What follows from these observations is that if the GBCS is judged purely by the criterion of orthodox social science, then it can be found wanting since it does not approximate to extensively validated and legitimated methods. However, the GBCS data allows possible repertoires of research that are not possible using orthodox methods – such as using crowdsourcing techniques to generate additional data, allowing more specific analyses of time periods, allowing much more refined and granular analysis as a result of the larger sample size, and so forth. Having said this, the GBCS is controversial in part because it is hybrid, both in its conceptual framing and partly because it uses a (small) national representative survey alongside a large web survey. In straddling both old and new modes of social scientific research, it is unsurprising that it should attract especial attention and be subject to turf warfare.

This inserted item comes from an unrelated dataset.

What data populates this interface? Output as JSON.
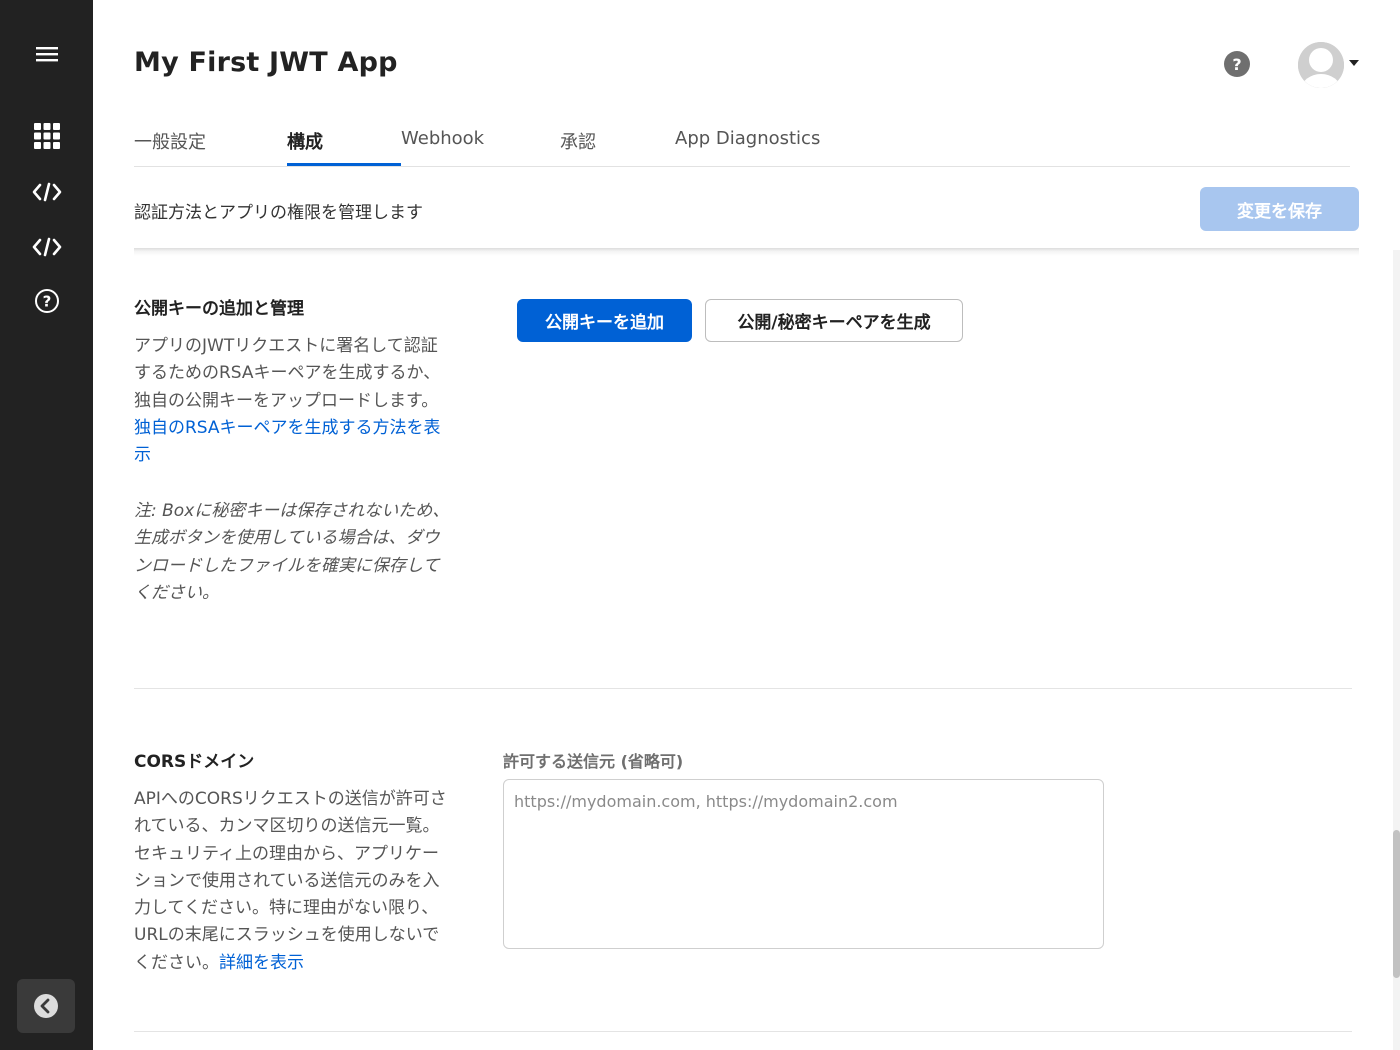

What is evident here, therefore, is that the use of new data sources involves a contestation over the social itself (see further Ruppert et al., 2013). It is not that ‘Big Data’ (or, to be exact in the case of the GBCS, large scale digital data) readily provides better understandings of the social as it is understood within orthodox, variable-centred social science. Instead, it permits a different kind of more temporally and spatially specific set of analyses which allow a more granular conception of the social to be delineated. This is more attuned to ‘outliers’ and to particular cases, rather than to aggregate banded groups.
Conclusion
Returning to the arguments of Savage and Burrows (2007) with the GBCS in mind, we can see that the crisis of empirical sociology is far reaching indeed. New data sources bring with them different modes of addressing the public, mobilizing expertise, conceptualizing the social, and research methodology. Several elements of the GBCS method are similar to those usually understood in relation to Big Data in encouraging a kind of interactive, dynamic, recursive (i.e. responses mediated by other responses, media reports), and digitally circulated set of social inscriptions. The GBCS performs and produces sociality as much as it describes it.
This crisis, we suggest, is one which does not unite experts in a quest to explore the potential of new modes of Big Data, but instead is likely to polarize and divide. We can anticipate that this will lead to different research orientations which do not engage with each other, as well as moments of intense contestation, as with the GBCS. Of one thing, however, we can be certain. Big Data does challenge the predominant authority of sociologists and social scientists more generally to define the nature of social knowledge. It permits a dramatically increased range of other agents to claim the social for their own. It is for this reason that we maintain that we were right in our 2007 paper that sociologists need to be prepared to intervene in the world of Big Data in order to ensure we command a voice in this new terrain.
Footnotes
Declaration of conflicting interest
The authors declare that there is no conflict of interest.
Funding
This research received no specific grant from any funding agency in the public, commercial, or not-for-profit sectors.